PELALAWAN, Faktacepat.id – Wakil Bupati Pelalawan, Husni Tamrin, menghadiri kegiatan syukuran dimulainya program peremajaan (replanting) kebun kelapa sawit di Koperasi Produsen Unit Desa (KPUD) Sejahtera SP 6, tepatnya di Hamparan 117 Kelompok Balam, Desa Makmur, Kecamatan Pangkalan Kerinci, Rabu (8/4/2026).
Kegiatan tersebut menjadi tanda awal dimulainya proses peremajaan kebun sawit milik masyarakat yang tergabung dalam koperasi. Program ini bertujuan meningkatkan kembali produktivitas tanaman yang sudah memasuki usia tua, sekaligus memperbaiki kualitas hasil panen ke depan.
Acara berlangsung dalam suasana kebersamaan dan dihadiri berbagai pihak, mulai dari perwakilan perusahaan Asian Agri, anggota DPRD Pelalawan, Sekretaris Daerah Tengku Zulfan, jajaran OPD, camat, hingga kelompok tani dan pengurus koperasi.
Dalam sambutannya, Husni Tamrin menegaskan bahwa replanting merupakan langkah penting untuk menjaga keberlanjutan sektor perkebunan sawit yang selama ini menjadi penopang utama perekonomian masyarakat di daerah tersebut.
Ia menjelaskan, banyak kebun sawit milik warga yang sudah tidak lagi produktif karena usia tanaman yang tua. Oleh sebab itu, peremajaan dengan menggunakan bibit unggul dan pengelolaan yang lebih baik dinilai sebagai solusi untuk meningkatkan hasil produksi.
“Program ini bukan sekadar mengganti tanaman lama, tetapi bagian dari upaya jangka panjang untuk meningkatkan kesejahteraan petani. Dengan bibit berkualitas dan perawatan optimal, hasilnya tentu akan lebih baik,” ujarnya.

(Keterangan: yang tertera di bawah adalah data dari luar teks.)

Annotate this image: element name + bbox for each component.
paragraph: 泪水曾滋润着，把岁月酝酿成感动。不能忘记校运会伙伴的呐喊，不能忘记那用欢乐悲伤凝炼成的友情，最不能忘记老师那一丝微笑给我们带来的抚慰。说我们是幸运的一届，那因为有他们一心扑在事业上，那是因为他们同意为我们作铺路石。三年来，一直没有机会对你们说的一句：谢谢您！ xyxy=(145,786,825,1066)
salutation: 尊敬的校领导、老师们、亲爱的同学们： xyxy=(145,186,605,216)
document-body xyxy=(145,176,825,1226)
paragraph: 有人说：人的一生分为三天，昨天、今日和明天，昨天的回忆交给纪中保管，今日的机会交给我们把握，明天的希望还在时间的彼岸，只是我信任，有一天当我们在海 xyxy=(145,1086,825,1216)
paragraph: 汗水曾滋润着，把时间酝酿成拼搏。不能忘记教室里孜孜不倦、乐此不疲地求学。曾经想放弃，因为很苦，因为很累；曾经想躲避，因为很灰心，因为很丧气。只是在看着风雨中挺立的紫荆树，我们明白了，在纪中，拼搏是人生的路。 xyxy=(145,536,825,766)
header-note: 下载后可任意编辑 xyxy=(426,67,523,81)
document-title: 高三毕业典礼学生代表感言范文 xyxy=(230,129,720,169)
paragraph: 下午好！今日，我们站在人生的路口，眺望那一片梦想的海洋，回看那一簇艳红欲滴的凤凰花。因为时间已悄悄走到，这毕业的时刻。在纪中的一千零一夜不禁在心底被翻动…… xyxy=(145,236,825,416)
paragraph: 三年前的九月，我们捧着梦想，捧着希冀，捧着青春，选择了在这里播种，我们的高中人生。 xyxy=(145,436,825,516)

Meski demikian, ia mengingatkan adanya tantangan yang akan dihadapi petani pada masa awal replanting. Tanaman yang baru ditanam membutuhkan waktu beberapa tahun sebelum kembali menghasilkan, sehingga pendapatan petani berpotensi menurun sementara waktu.
Menurutnya, kondisi tersebut perlu diantisipasi melalui perencanaan yang matang serta dukungan dari berbagai pihak. Ia berharap koperasi dan kelompok tani dapat berperan aktif membantu anggotanya, baik dalam pengelolaan keuangan maupun pemanfaatan lahan selama masa tunggu.
Selain itu, Husni Tamrin juga menekankan pentingnya kolaborasi antara pemerintah daerah, perusahaan, dan lembaga terkait agar program replanting berjalan optimal. Dukungan dalam bentuk pendampingan, pembiayaan, hingga penerapan teknologi pertanian dinilai sangat dibutuhkan.
“Sinergi semua pihak menjadi kunci keberhasilan program ini, sehingga manfaatnya benar-benar dirasakan oleh masyarakat,” tutupnya.